Reducing the repository size using Git

A GitLab Enterprise Edition administrator can set a repository size limit which will prevent you from exceeding it.

When a project has reached its size limit, you will not be able to push to it, create a new merge request, or merge existing ones. You will still be able to create new issues, and clone the project though. Uploading LFS objects will also be denied.

If you exceed the repository size limit, your first thought might be to remove some data, make a new commit and push back to the repository. Perhaps you can move some blobs to LFS, or remove some old dependency updates from history. Unfortunately, it’s not so easy and that workflow won’t work. Deleting files in a commit doesn’t actually reduce the size of the repo since the earlier commits and blobs are still around. What you need to do is rewrite history with Git’s filter-branch option, or a tool like the BFG Repo-Cleaner.

Note that even with that method, until git gc runs on the GitLab side, the “removed” commits and blobs will still be around. You also need to be able to push the rewritten history to GitLab, which may be impossible if you’ve already exceeded the maximum size limit.

In order to lift these restrictions, the administrator of the GitLab instance needs to increase the limit on the particular project that exceeded it, so it’s always better to spot that you’re approaching the limit and act proactively to stay underneath it. If you hit the limit, and your admin can’t - or won’t - temporarily increase it for you, your only option is to prune all the unneeded stuff locally, and then create a new project on GitLab and start using that instead.

If you can continue to use the original project, we recommend using the BFG Repo-Cleaner. It’s faster and simpler than git filter-branch, and GitLab can use its account of what has changed to clean up its own internal state, maximizing the space saved.

Warning: Make sure to first make a copy of your repository since rewriting history will purge the files and information you are about to delete. Also make sure to inform any collaborators to not use pull after your changes, but use rebase.

Warning: This process is not suitable for removing sensitive data like password or keys from your repository.
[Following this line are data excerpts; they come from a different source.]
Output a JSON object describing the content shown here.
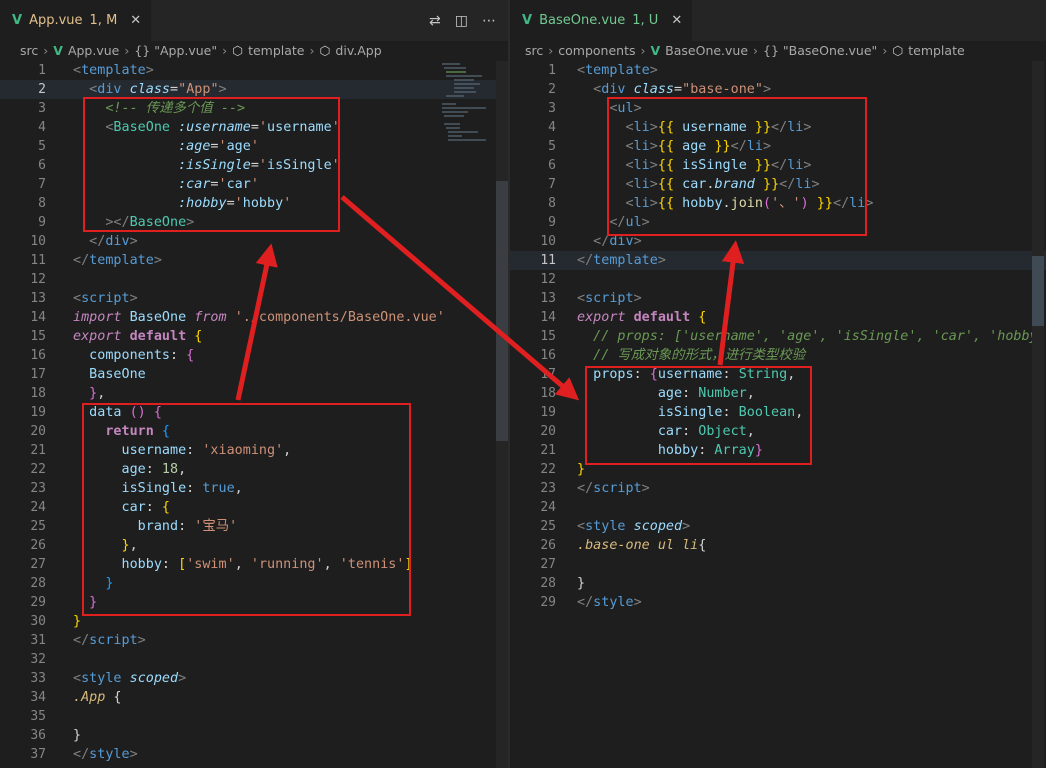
{
  "left": {
    "tab": {
      "label": "App.vue",
      "status": "1, M"
    },
    "breadcrumb": [
      "src",
      "App.vue",
      "{} \"App.vue\"",
      "template",
      "div.App"
    ],
    "active_line": 2,
    "lines": [
      {
        "n": "1"
      },
      {
        "n": "2"
      },
      {
        "n": "3"
      },
      {
        "n": "4"
      },
      {
        "n": "5"
      },
      {
        "n": "6"
      },
      {
        "n": "7"
      },
      {
        "n": "8"
      },
      {
        "n": "9"
      },
      {
        "n": "10"
      },
      {
        "n": "11"
      },
      {
        "n": "12"
      },
      {
        "n": "13"
      },
      {
        "n": "14"
      },
      {
        "n": "15"
      },
      {
        "n": "16"
      },
      {
        "n": "17"
      },
      {
        "n": "18"
      },
      {
        "n": "19"
      },
      {
        "n": "20"
      },
      {
        "n": "21"
      },
      {
        "n": "22"
      },
      {
        "n": "23"
      },
      {
        "n": "24"
      },
      {
        "n": "25"
      },
      {
        "n": "26"
      },
      {
        "n": "27"
      },
      {
        "n": "28"
      },
      {
        "n": "29"
      },
      {
        "n": "30"
      },
      {
        "n": "31"
      },
      {
        "n": "32"
      },
      {
        "n": "33"
      },
      {
        "n": "34"
      },
      {
        "n": "35"
      },
      {
        "n": "36"
      },
      {
        "n": "37"
      }
    ]
  },
  "right": {
    "tab": {
      "label": "BaseOne.vue",
      "status": "1, U"
    },
    "breadcrumb": [
      "src",
      "components",
      "BaseOne.vue",
      "{} \"BaseOne.vue\"",
      "template"
    ],
    "active_line": 11,
    "lines": [
      {
        "n": "1"
      },
      {
        "n": "2"
      },
      {
        "n": "3"
      },
      {
        "n": "4"
      },
      {
        "n": "5"
      },
      {
        "n": "6"
      },
      {
        "n": "7"
      },
      {
        "n": "8"
      },
      {
        "n": "9"
      },
      {
        "n": "10"
      },
      {
        "n": "11"
      },
      {
        "n": "12"
      },
      {
        "n": "13"
      },
      {
        "n": "14"
      },
      {
        "n": "15"
      },
      {
        "n": "16"
      },
      {
        "n": "17"
      },
      {
        "n": "18"
      },
      {
        "n": "19"
      },
      {
        "n": "20"
      },
      {
        "n": "21"
      },
      {
        "n": "22"
      },
      {
        "n": "23"
      },
      {
        "n": "24"
      },
      {
        "n": "25"
      },
      {
        "n": "26"
      },
      {
        "n": "27"
      },
      {
        "n": "28"
      },
      {
        "n": "29"
      }
    ]
  },
  "icons": {
    "vue": "vue-logo-icon",
    "compare": "compare-changes-icon",
    "split": "split-editor-icon",
    "more": "more-actions-icon",
    "close": "close-icon",
    "chevron": "chevron-right-icon"
  },
  "colors": {
    "annotation": "#e02020",
    "background": "#1e1e1e"
  }
}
Information about commits, including file content, is cached in the database, and will remain visible even after they have been removed from the repository.

Using the BFG Repo-Cleaner

Introduced in GitLab 11.6.

  1. Install BFG.

  2. Navigate to your repository:

     cd my_repository/
    
  3. Change to the branch you want to remove the big file from:

     git checkout master
    
  4. Create a commit removing the large file from the branch, if it still exists:

     git rm path/to/big_file.mpg
     git commit -m 'Remove unneeded large file'
    
  5. Rewrite history:

     bfg --delete-files path/to/big_file.mpg
    

    An object map file will be written to object-id-map.old-new.txt. Keep it around - you’ll need it for the final step!

  6. Force-push the changes to GitLab:

     git push --force-with-lease origin master
    

    If this step fails, someone has changed the master branch while you were rewriting history. You could restore the branch and re-run BFG to preserve their changes, or use git push --force to overwrite their changes.

  7. Navigate to Project > Settings > Repository > Repository Cleanup:

    Repository settings cleanup form

    Upload the object-id-map.old-new.txt file and press Start cleanup. This will remove any internal git references to the old commits, and run git gc against the repository. You will receive an email once it has completed.

Using git filter-branch

  1. Navigate to your repository:

     cd my_repository/
    
  2. Change to the branch you want to remove the big file from:

     git checkout master
    
  3. Use filter-branch to remove the big file:

     git filter-branch --force --tree-filter 'rm -f path/to/big_file.mpg' HEAD
    
  4. Instruct Git to purge the unwanted data:

     git reflog expire --expire=now --all && git gc --prune=now --aggressive
    
  5. Lastly, force push to the repository:

     git push --force origin master
    

Your repository should now be below the size limit.